Engkau yang pertama kali membuatku menyukainya. Senja itu, kereta itu, stasiun itu, aroma teh tawar itu, kenangan itu…
Sirine itu tetap berbunyi sama, seperti itu dari detik-detik masa lalu hingga sekarang. Senja emas tanpa gerimis. Di sebuah stasiun kecil di kota tua itu, kita pernah singgah di sana . Merasakan bayangan kereta yang menyapa malu-malu seperti senyum yang senantiasa kukulum, sendu. Bulatan berwarna orange tua berpendar sempurna pada ufuk berwarna jingga, beberapa kali bersembunyi di balik jubah abu-abu yang bergerak pelan mengikuti arah angin. Aku merekamnya dalam mataku, tanpa engkau tahu. Ada angin yang tiba-tiba menyentuh ujung-ujung jemariku pun rambutku yang lemas tak tergerai. Seperti hendak mengucapkan kata berpisah dan aku belum sempat mengucap aku akan kembali lagi dengan keadaan yang berbeda, namun masih dalam kerinduan yang sama. Haruskah aku menitikkan apa yang tidak semestinya harus menitik?

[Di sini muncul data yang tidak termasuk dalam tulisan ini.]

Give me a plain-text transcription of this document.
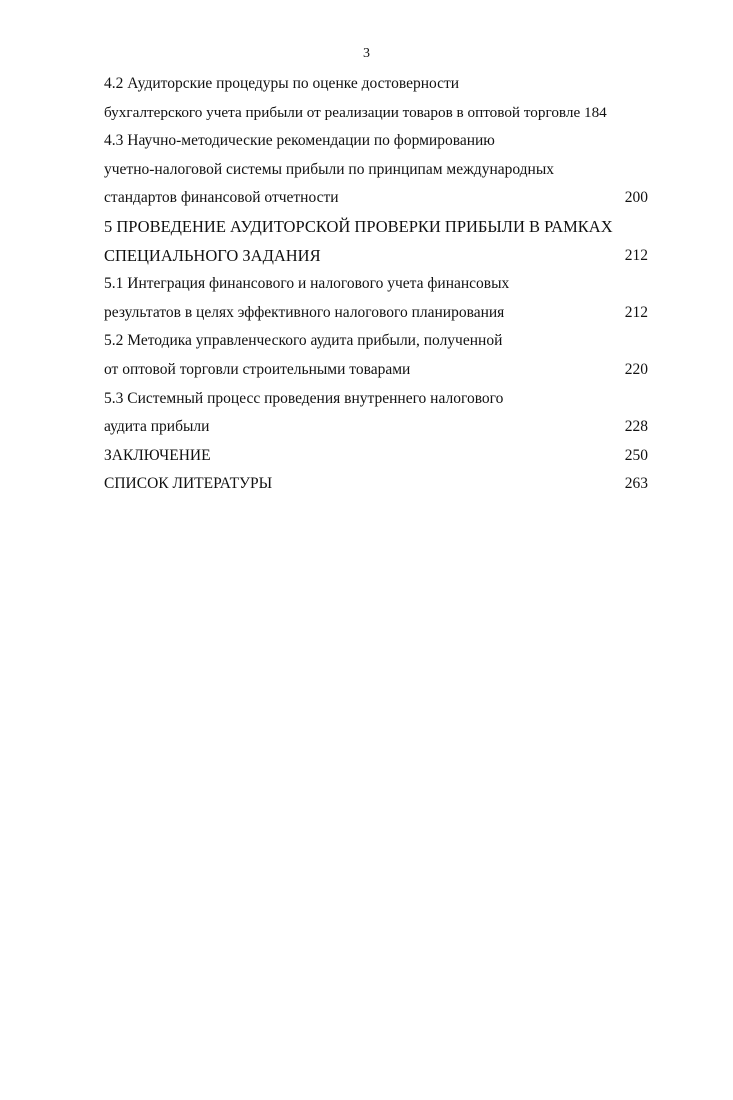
3
4.2 Аудиторские процедуры по оценке достоверности
бухгалтерского учета прибыли от реализации товаров в оптовой торговле 184
4.3 Научно-методические рекомендации по формированию
учетно-налоговой системы прибыли по принципам международных
стандартов финансовой отчетности	200
5 ПРОВЕДЕНИЕ АУДИТОРСКОЙ ПРОВЕРКИ ПРИБЫЛИ В РАМКАХ
СПЕЦИАЛЬНОГО ЗАДАНИЯ	212
5.1 Интеграция финансового и налогового учета финансовых
результатов в целях эффективного налогового планирования	212
5.2 Методика управленческого аудита прибыли, полученной
от оптовой торговли строительными товарами	220
5.3 Системный процесс проведения внутреннего налогового
аудита прибыли	228
ЗАКЛЮЧЕНИЕ	250
СПИСОК ЛИТЕРАТУРЫ	263
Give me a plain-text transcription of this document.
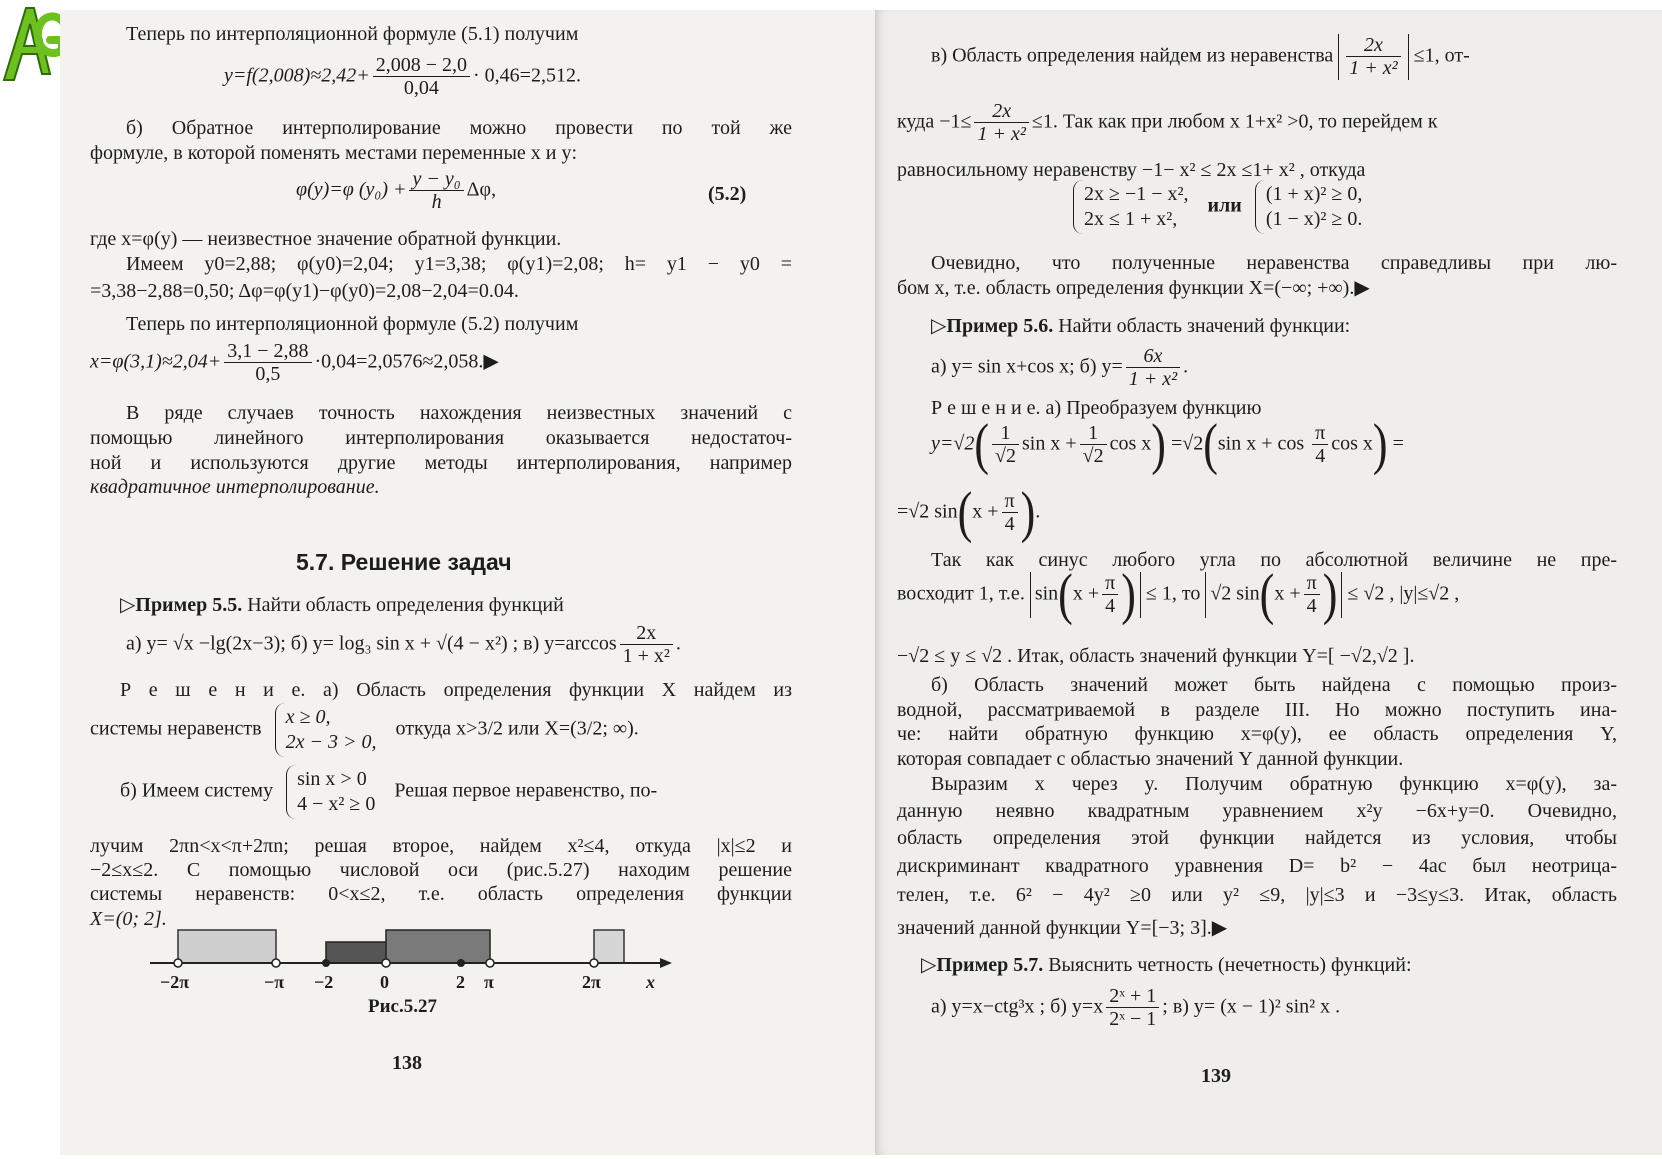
Теперь по интерполяционной формуле (5.1) получим
$y=f(2,008)\approx 2,42+ \frac{2,008 - 2,0}{0,04} \cdot 0,46=2,512$.
б) Обратное интерполирование можно провести по той же
формуле, в которой поменять местами переменные x и y:
φ(y)=φ $(y_0) + \frac{\text{y − y₀}}{h} \Delta\varphi$,	(5.2)
где x=φ(y) — неизвестное значение обратной функции.
Имеем y0=2,88; φ(y0)=2,04; y1=3,38; φ(y1)=2,08; h= y1 − y0 =
=3,38−2,88=0,50; Δφ=φ(y1)−φ(y0)=2,08−2,04=0.04.
Теперь по интерполяционной формуле (5.2) получим
$x=\varphi(3,1)\approx 2,04+ \frac{3,1 - 2,88}{0,5}$ ·0,04=2,0576≈2,058.▶
В ряде случаев точность нахождения неизвестных значений с
помощью линейного интерполирования оказывается недостаточ-
ной и используются другие методы интерполирования, например
квадратичное интерполирование.
5.7. Решение задач
▷Пример 5.5. Найти область определения функций
а) y= √x −lg(2x−3); б) y= log₃ sin x + √(4 − x²) ; в) $y=\arccos \frac{2x}{\text{1 + x²}}$ .
Р е ш е н и е. а) Область определения функции X найдем из
системы неравенств
x ≥ 0,
2x − 3 > 0,
откуда x>3/2 или X=(3/2; ∞).
б) Имеем систему
sin x > 0
4 − x² ≥ 0
Решая первое неравенство, по-
лучим 2πn<x<π+2πn; решая второе, найдем x²≤4, откуда |x|≤2 и
−2≤x≤2. С помощью числовой оси (рис.5.27) находим решение
системы неравенств: 0<x≤2, т.е. область определения функции
X=(0; 2].
−2π	−π −2	0	2 π	2π	x
Рис.5.27
138
в) Область определения найдем из неравенства $\frac{2x}{\text{1 + x²}} \le 1$, от-
куда $-1\le \frac{2x}{\text{1 + x²}} \le 1$. Так как при любом x 1+x² >0, то перейдем к
равносильному неравенству −1− x² ≤ 2x ≤1+ x² , откуда
2x ≥ −1 − x²,
2x ≤ 1 + x²,
или
(1 + x)² ≥ 0,
(1 − x)² ≥ 0.
Очевидно, что полученные неравенства справедливы при лю-
бом x, т.е. область определения функции X=(−∞; +∞).▶
▷Пример 5.6. Найти область значений функции:
а) y= sin x+cos x; б) $y= \frac{6x}{\text{1 + x²}}$ .
Р е ш е н и е. а) Преобразуем функцию
$y=√2( \frac{1}{√2}$ $\sin x + \frac{1}{√2}$ cos x) =√2(sin $x + \cos \frac{\pi}{4}$ cos x) =
=√2 $\sin(x + \frac{\pi}{4}$ ).
Так как синус любого угла по абсолютной величине не пре-
восходит 1, т.е. $\sin(x + \frac{\pi}{4}$ ) ≤ 1, то √2 $\sin(x + \frac{\pi}{4}$ ) ≤ √2 , |y|≤√2 ,
−√2 ≤ y ≤ √2 . Итак, область значений функции Y=[ −√2,√2 ].
б) Область значений может быть найдена с помощью произ-
водной, рассматриваемой в разделе III. Но можно поступить ина-
че: найти обратную функцию x=φ(y), ее область определения Y,
которая совпадает с областью значений Y данной функции.
Выразим x через y. Получим обратную функцию x=φ(y), за-
данную неявно квадратным уравнением x²y −6x+y=0. Очевидно,
область определения этой функции найдется из условия, чтобы
дискриминант квадратного уравнения D= b² − 4ac был неотрица-
телен, т.е. 6² − 4y² ≥0 или y² ≤9, |y|≤3 и −3≤y≤3. Итак, область
значений данной функции Y=[−3; 3].▶
▷Пример 5.7. Выяснить четность (нечетность) функций:
а) y=x−ctg³x ; б) $y=x \frac{\text{2ˣ + 1}}{\text{2ˣ − 1}}$ ; в) y= (x − 1)² sin² x .
139
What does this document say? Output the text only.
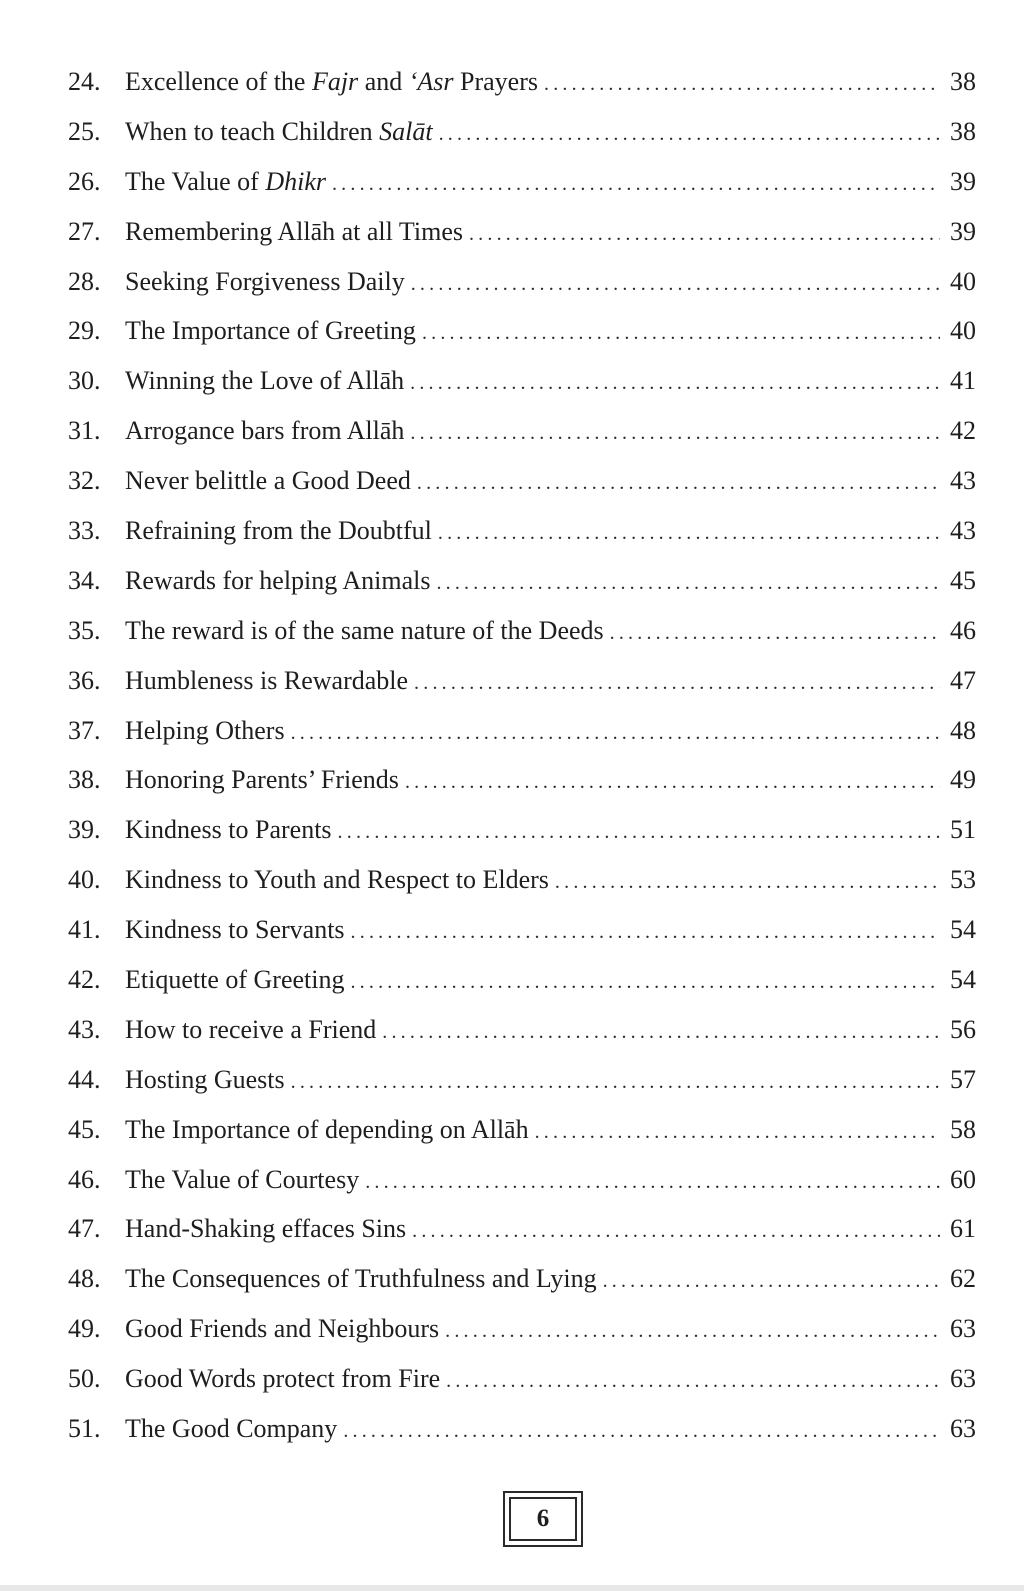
24. Excellence of the Fajr and ‘Asr Prayers .....	38
25. When to teach Children Salāt .....	38
26. The Value of Dhikr .....	39
27. Remembering Allāh at all Times .....	39
28. Seeking Forgiveness Daily .....	40
29. The Importance of Greeting .....	40
30. Winning the Love of Allāh .....	41
31. Arrogance bars from Allāh .....	42
32. Never belittle a Good Deed .....	43
33. Refraining from the Doubtful .....	43
34. Rewards for helping Animals .....	45
35. The reward is of the same nature of the Deeds .....	46
36. Humbleness is Rewardable .....	47
37. Helping Others .....	48
38. Honoring Parents’ Friends .....	49
39. Kindness to Parents .....	51
40. Kindness to Youth and Respect to Elders .....	53
41. Kindness to Servants .....	54
42. Etiquette of Greeting .....	54
43. How to receive a Friend .....	56
44. Hosting Guests .....	57
45. The Importance of depending on Allāh .....	58
46. The Value of Courtesy .....	60
47. Hand-Shaking effaces Sins .....	61
48. The Consequences of Truthfulness and Lying .....	62
49. Good Friends and Neighbours .....	63
50. Good Words protect from Fire .....	63
51. The Good Company .....	63
6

Seperti hendak mengenyam apa yang kusebut sebagai kenangan lalu mengabadikannya dalam cacatan buku tulisku di pelajaran mengarang seusai liburan panjang dengan alunan melodi saxophone yang menggema samar-samar dari dalam radio usang milikmu. Bahwa aku telah menulisnya, senja emas itu yang membawa kereta kita menuju satu tempat. Tempat yang senantiasa menyambut kedatangan kita dengan pelukan hangat ibu yang waktu itu sibuk menata bunga di halaman-halaman penuh cinta tempat kita bernaung mengeja cerita.
Ah, perjalanan itu masih membekas hingga sekarang. Bahkan aku masih bisa merasakan lalu lalang becak dengan aroma udara sore yang mengantar kita menuju tempat persinggahan kereta. Pohon-pohon besar yang menaungi jalan dengan pemandangan yang sama sekali asing di mataku. Di kota itu, di masa yang itu, bersamamu.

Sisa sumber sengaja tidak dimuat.